To solve a first-order linear differential equation like the one given in the exercise, using an integrating factor is one of the key methods. The integrating factor helps transform the differential equation into one that is easily integrable. For any first-order linear differential equation of the form \( y' + P(x) y = Q(x) \), the integrating factor \( \mu(x) \) is calculated as \( e^{\int P(x) \, dx} \).

• First, identify the function \( P(x) \) from your equation. In our example, \( P(x) = 2 \).
• Calculate the integral: \( \int 2 \, dx = 2x \).
• Apply the exponential function to get your integrating factor: \( e^{2x} \).

With this integrating factor, multiply every term in the original differential equation to rewrite it in a format where the left side becomes the derivative of a product. This allows for straightforward integration, as the simplified side is automatically a derivative.

Integration by Parts

Once the left-hand side of the differential equation is a derivative, integration by parts is often required to solve the right-hand side. The integration by parts formula is based on the product rule for differentiation and is given by:\[\int u \, dv = uv - \int v \, du\]

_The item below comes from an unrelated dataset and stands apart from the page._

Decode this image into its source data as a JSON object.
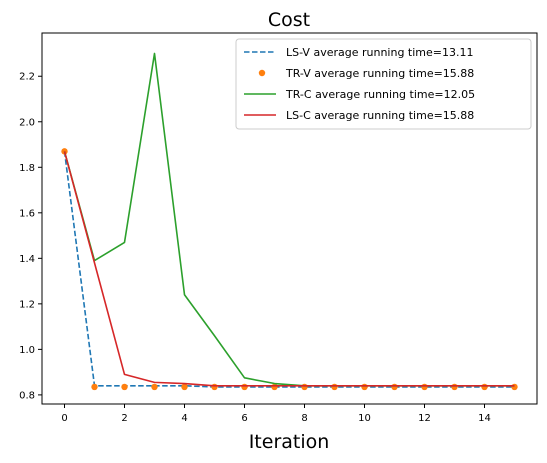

• Choose \( u \) and \( dv \) from your integral carefully. For example, in \( \int 3x e^{2x} \, dx \), let \( u = 3x \) and \( dv = e^{2x} \, dx \).
• Differentiate \( u \) to find \( du = 3 \, dx \) and integrate \( dv \) to get \( v = \frac{1}{2}e^{2x} \).
• Substitute these into the integration by parts formula to evaluate the integral.

Thus, \( \int 3x e^{2x} \, dx \) becomes \( \frac{3x}{2}e^{2x} - \frac{3}{4}e^{2x} + C \), where \( C \) is the constant of integration.

General Solution of Differential Equations

The general solution of a first-order linear differential equation includes the expression derived from solving the equation, incorporating arbitrary constants that embody family solutions. After integrating and simplifying the differential equation using the integrating factor and possibly integration by parts, solve for \( y \).

• Using the example, after multiplying by \( e^{2x} \) and integrating, we reached \( e^{2x}y = \frac{3x}{2}e^{2x} - \frac{3}{4}e^{2x} + C \).
• To isolate \( y \), divide the entire equation by \( e^{2x} \), resulting in: \( y = \frac{3x}{2} - \frac{3}{4} + Ce^{-2x} \).
• \( C \) is an arbitrary constant. It gets defined by the initial conditions of a specific problem if provided.

This creates a family of solutions for the differential equation, represented by differing values of \( C \), allowing adaption to various initial conditions.